L’acqua e l’abitare: il Pian delle Casarette sul Col Ventidueore tra antropizzazione e ambiente

Memoria e storie

Il Canale di Brenta, l’ultimo percorso montano del fiume, si snoda da Primolano al Vallison a Sud di Campese. La riva destra del fiume vede le pendici orientali accidentate e dirupate dell’Altipiano di Asiago; quella sinistra è delimitata dalle scoscese pendici occidentali del Grappa. A Sud, prima ancora di uscire del tutto nella pianura, il fiume incrocia una fitta serie di vie e percorsi che corrono lungo il Pedemonte tra le valli dell’Astico e della Piave. A Nord tra Cismon e Primolano si incrociano i percorsi che vanno ad Enego sull’Altipiano, quelli che vanno verso il Feltrino e quelli lungo il fiume che proseguono verso Nord fino a Borgo, Caldonazzo e Trento.
Innumerevoli chiuse e passi forti scandiscono questo tratto della valle.

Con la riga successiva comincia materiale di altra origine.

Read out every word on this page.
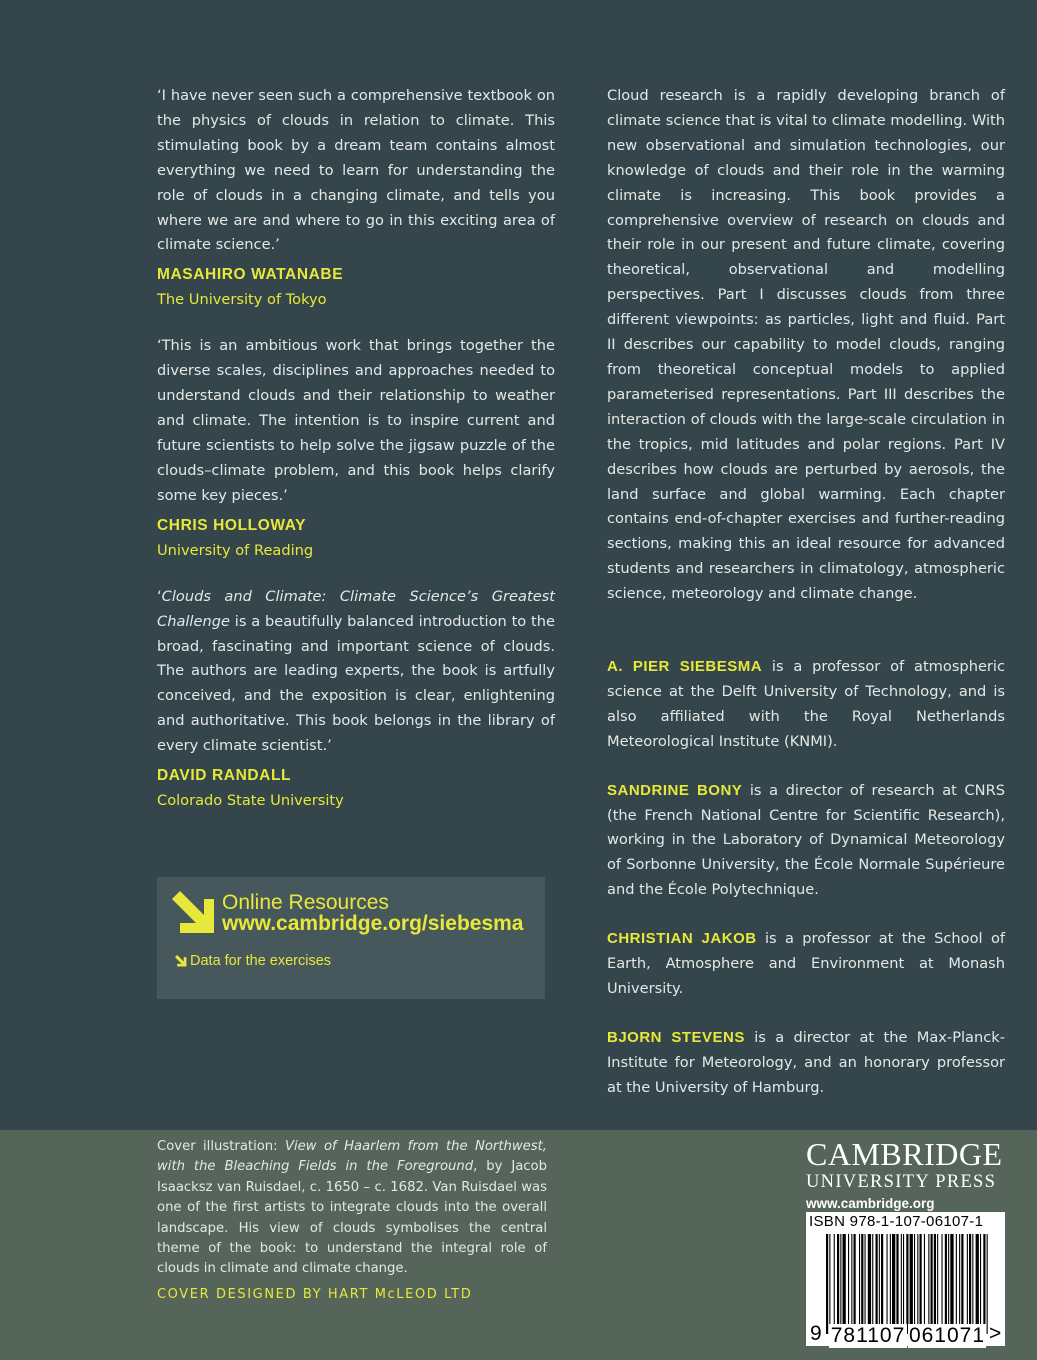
‘I have never seen such a comprehensive textbook on the physics of clouds in relation to climate. This stimulating book by a dream team contains almost everything we need to learn for understanding the role of clouds in a changing climate, and tells you where we are and where to go in this exciting area of climate science.’

MASAHIRO WATANABE
The University of Tokyo

‘This is an ambitious work that brings together the diverse scales, disciplines and approaches needed to understand clouds and their relationship to weather and climate. The intention is to inspire current and future scientists to help solve the jigsaw puzzle of the clouds–climate problem, and this book helps clarify some key pieces.’

CHRIS HOLLOWAY
University of Reading

‘Clouds and Climate: Climate Science’s Greatest Challenge is a beautifully balanced introduction to the broad, fascinating and important science of clouds. The authors are leading experts, the book is artfully conceived, and the exposition is clear, enlightening and authoritative. This book belongs in the library of every climate scientist.’

DAVID RANDALL
Colorado State University
Online Resources
www.cambridge.org/siebesma
Data for the exercises

Cloud research is a rapidly developing branch of climate science that is vital to climate modelling. With new observational and simulation technologies, our knowledge of clouds and their role in the warming climate is increasing. This book provides a comprehensive overview of research on clouds and their role in our present and future climate, covering theoretical, observational and modelling perspectives. Part I discusses clouds from three different viewpoints: as particles, light and fluid. Part II describes our capability to model clouds, ranging from theoretical conceptual models to applied parameterised representations. Part III describes the interaction of clouds with the large-scale circulation in the tropics, mid latitudes and polar regions. Part IV describes how clouds are perturbed by aerosols, the land surface and global warming. Each chapter contains end-of-chapter exercises and further-reading sections, making this an ideal resource for advanced students and researchers in climatology, atmospheric science, meteorology and climate change.

A. PIER SIEBESMA is a professor of atmospheric science at the Delft University of Technology, and is also affiliated with the Royal Netherlands Meteorological Institute (KNMI).

SANDRINE BONY is a director of research at CNRS (the French National Centre for Scientific Research), working in the Laboratory of Dynamical Meteorology of Sorbonne University, the École Normale Supérieure and the École Polytechnique.

CHRISTIAN JAKOB is a professor at the School of Earth, Atmosphere and Environment at Monash University.

BJORN STEVENS is a director at the Max-Planck-Institute for Meteorology, and an honorary professor at the University of Hamburg.

Cover illustration: View of Haarlem from the Northwest, with the Bleaching Fields in the Foreground, by Jacob Isaacksz van Ruisdael, c. 1650 – c. 1682. Van Ruisdael was one of the first artists to integrate clouds into the overall landscape. His view of clouds symbolises the central theme of the book: to understand the integral role of clouds in climate and climate change.

COVER DESIGNED BY HART McLEOD LTD
CAMBRIDGE
UNIVERSITY PRESS
www.cambridge.org
ISBN 978-1-107-06107-1
9 781107 061071 >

Nel Canale di Brenta confluiscono il Cismon e le sorgenti che attraverso il sistema carsico riversano nel fiume le acque dell’Altipiano e del Grappa.
Queste caratteristiche formano la storia del Canale: via di transito tra Nord e Sud, punto di intersezione con le vie all’interno delle Prealpi in particolare a Cismon-Primolano e collegamento a Sud con le vie pedemontane, via di fluitazione fino a Venezia e grande via armentaria tra montagna e pianura.
E’ una storia lunga, in molta parte da indagare, e il territorio ne porta i segni nelle innumerevoli stratificazioni che nei millenni si sono sovrapposte.
Il Canale è stato da sempre caratterizzato da due aspetti apparentemente opposti: una evidente e necessaria via di transito tra i territori transalpini le Alpi e il planum Italiae e contemporaneamente un luogo dove fermarsi [1].

È un territorio impervio che è stato pazientemente trasformato individuandone le risorse economiche e ambientali. E’ quindi caratterizzato da equilibri spesso fragili, ed è aperto agli influssi culturali che vengono dagli innumerevoli luoghi dove hanno i loro terminali le vie che vi confluiscono [2].

È un patrimonio ricchissimo, in gran parte nascosto perché fatto da tanti piccoli particolari che messi insieme ne caratterizzano il volto, basti pensare alle masiére e ai tessuti urbani delle contrade, a quel che resta delle installazioni paleoindustriali e agli apprestamenti difensivi di tutte le epoche che ancora caratterizzano il territorio.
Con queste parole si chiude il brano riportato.